The use of data science and machine learning has also stimulated the development of novel algorithms for numerical simulations of fluid flows. Foti et al. [11] leverage recent techniques in low rank decompositions and sparse sampling for efficient adaptive mesh refinement (AMR). Stevens and Colonius [25] have developed an enhanced shock capturing scheme that trains a neural network to improve the performance of a WENO method. The resulting WENO-NN combines favorable aspects of existing numerical methods with the expressive power of neural networks, resulting in performance gains in regions of high numerical viscosity.

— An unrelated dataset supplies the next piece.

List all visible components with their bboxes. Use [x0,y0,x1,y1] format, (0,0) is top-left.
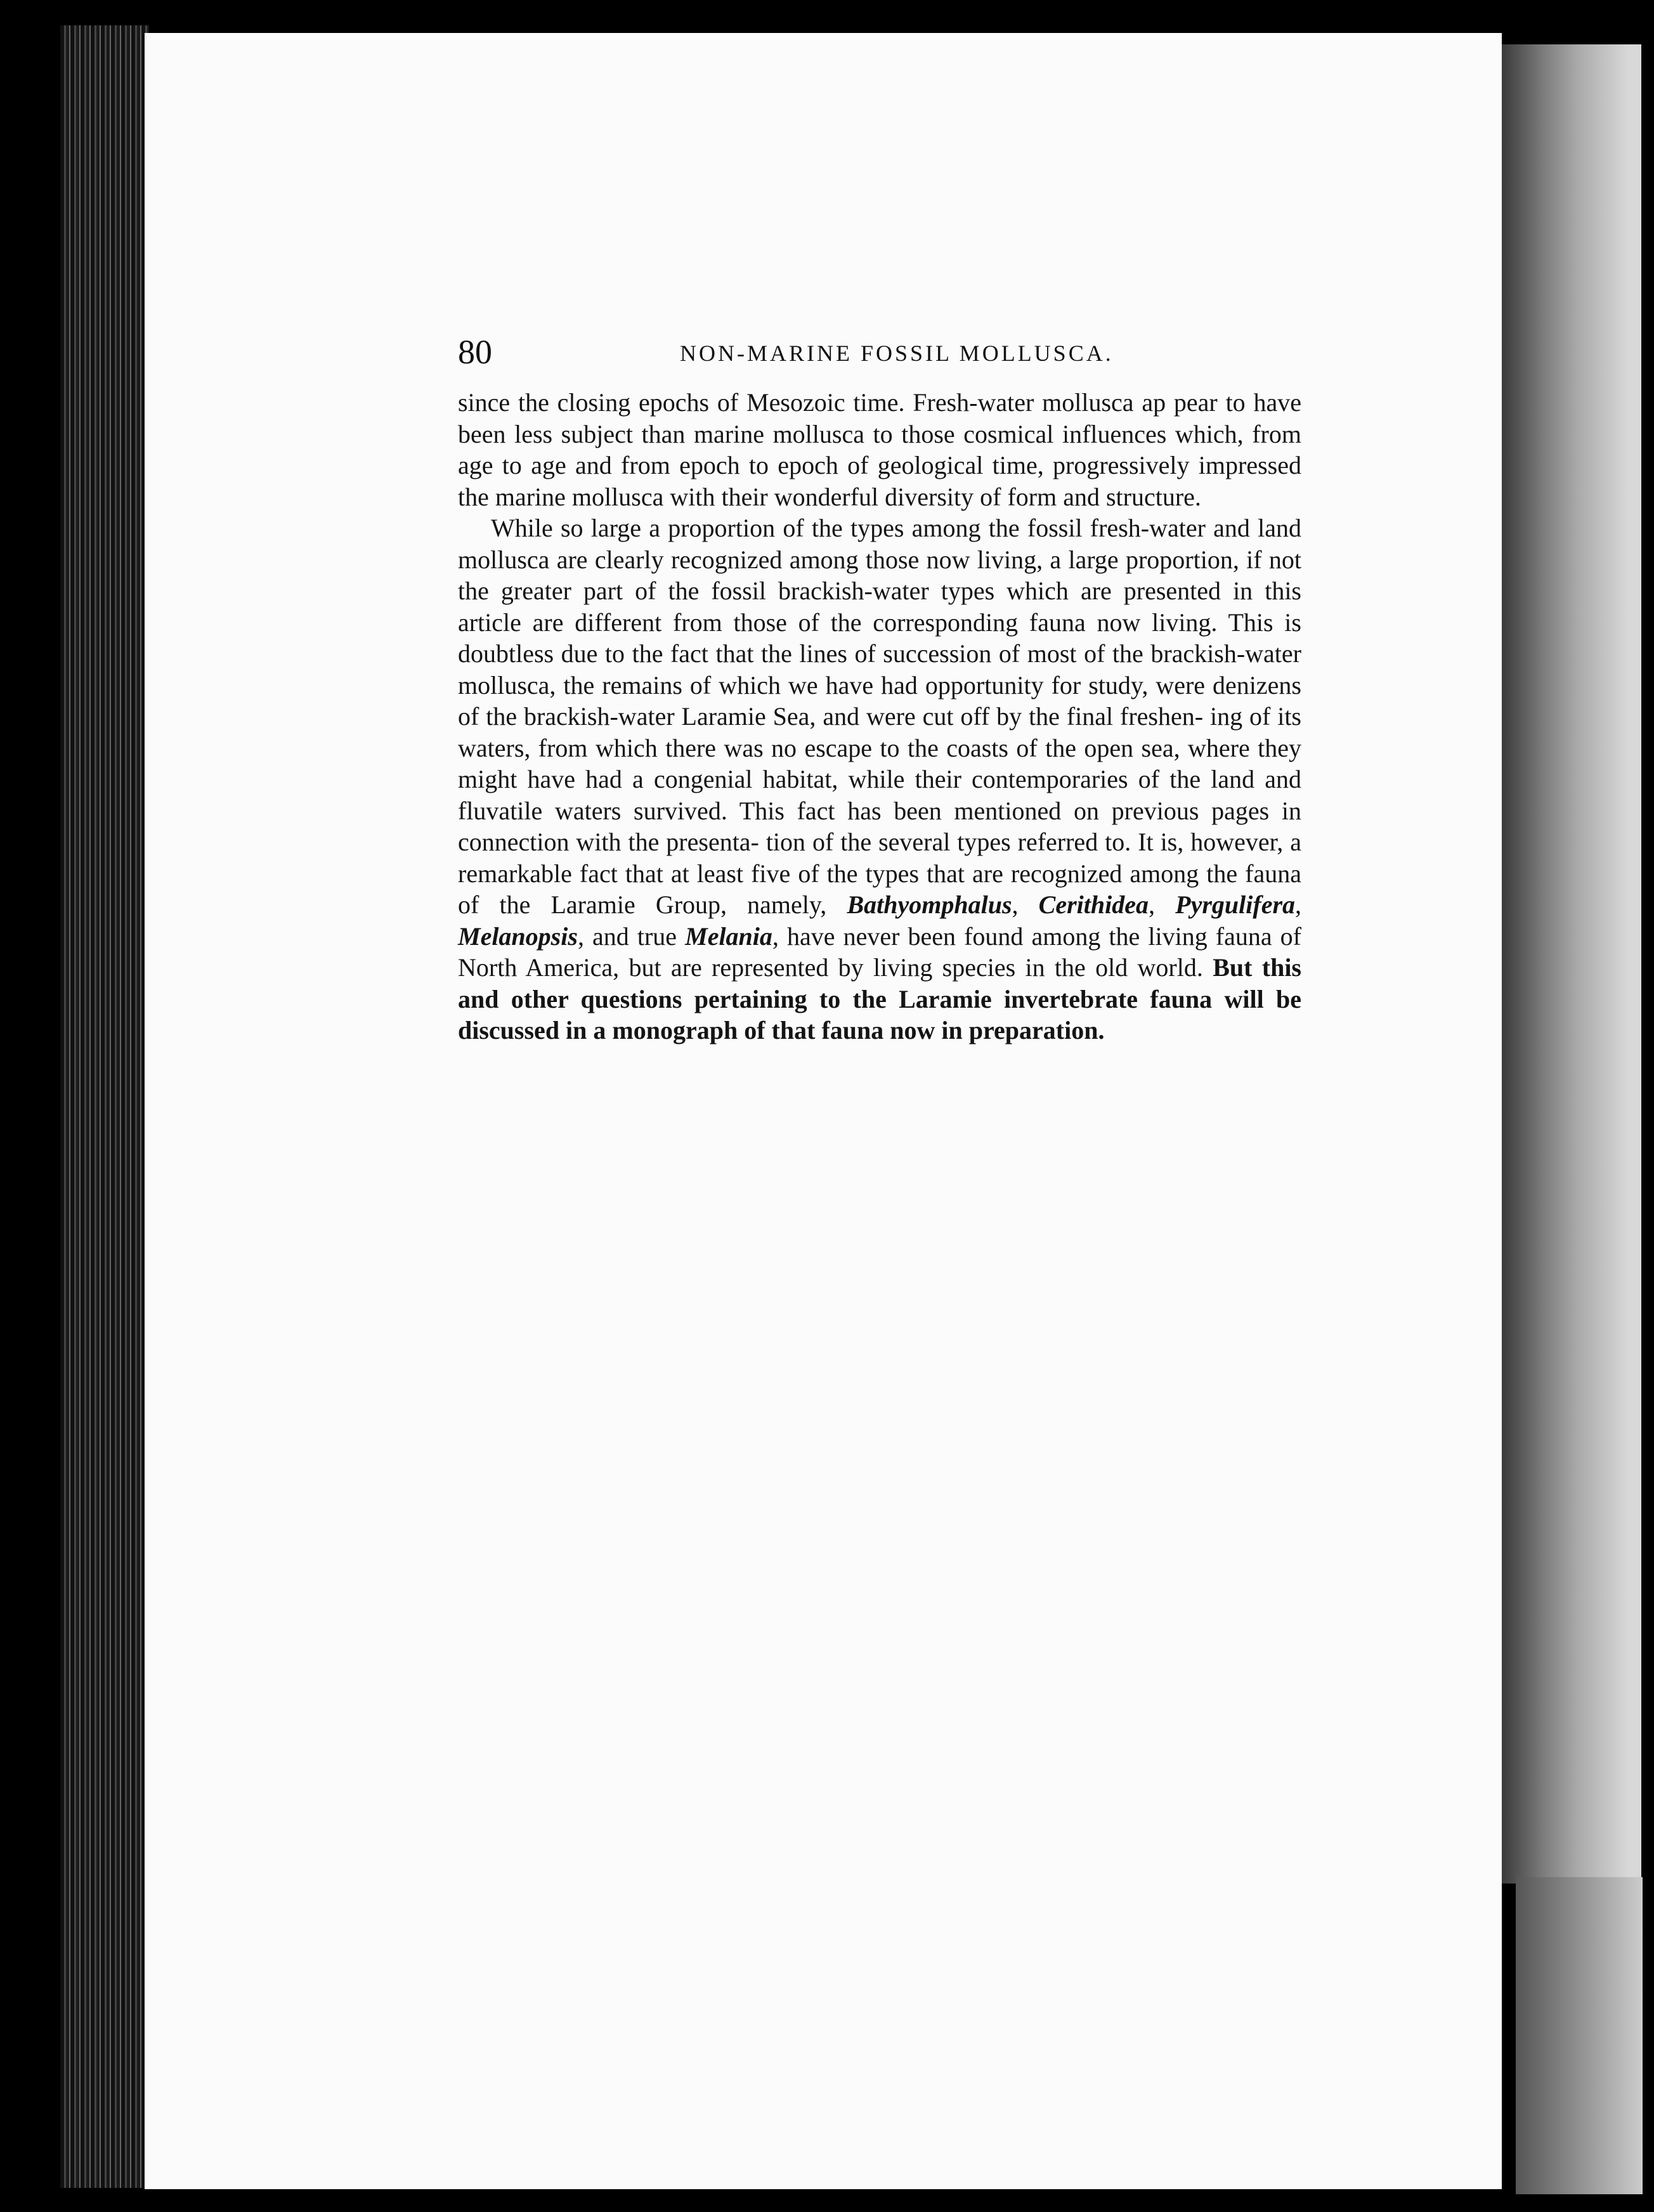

Flowfield and parameter estimation are naturally data-centric problems and have also benefited from recent advances in machine learning and data-driven methods, as is highlighted in this special issue. Fukami et al. [12] surveyed the use of supervised machine learning techniques for flow estimation problems. Their work covers the use of multilayer perceptron, random forest, support vector regression, extreme learning machine, and convolutional neural networks on a number of canonical laminar and turbulent flows. Recommendations on how to perform the learning process and construct the networks for achieving accurate and robust estimations of flow fields from limited data are offered. In the work of Canuto et al. [7], data assimilation is used to develop cardiovascular models from clinical measurements. They use an ensemble Kalman filter (EnKF) to estimate model parameters for patient-specific models, in an effort to support clinicians to perform complex cardiovascular analysis on a reduced time frame for planning and diagnosis.

Recent trends in machine learning have provided powerful techniques for data-driven optimization and flow control. In this issue, Colvert and Kanso [8] have developed a sensing and control strategy that learns to orient the sensors in directions of maximal information. Although this flowtaxis is biologically inspired, there are many applications for such an adaptive sensing and control strategy. This work fits into a larger effort by the authors to efficiently and accurately classify wakes using techniques from machine learning. Bhattacharjee et al. [3] present a data-driven method for determining the optimal actuator location for controlling separated flow over an airfoil with minimal input energy. They also introduce complementary methods to extract controllable flow structures from flowfield data, helping identify physical mechanisms and instabilities that are exploited by the optimal actuation. Bieker et al. [4] have combined deep learning with model predictive control to manipulate the forces on bluff bodies. Instead of using a computationally expensive flow simulation or developing a reduced-order model with intrusive methods, they use a neural network to develop a surrogate model for bluff body flows with actuation, based on limited measurements of the forces on the bodies.

These articles collectively mark an exciting and growing avenue of research to bring machine learning and data science to bear on pressing problems in fluid dynamics. We believe that the applications of data-driven techniques are only in the early stage of their development and will continue to thrive over this decade. During that process, we expect that the fluid mechanics community will capitalize on the strengths of machine learning and data science, developing novel algorithms and gaining insights into the complex dynamics of fluid flows. The intersection of fluid mechanics and data science will continue to grow in importance, and we hope that this special issue provides inspiration for new research.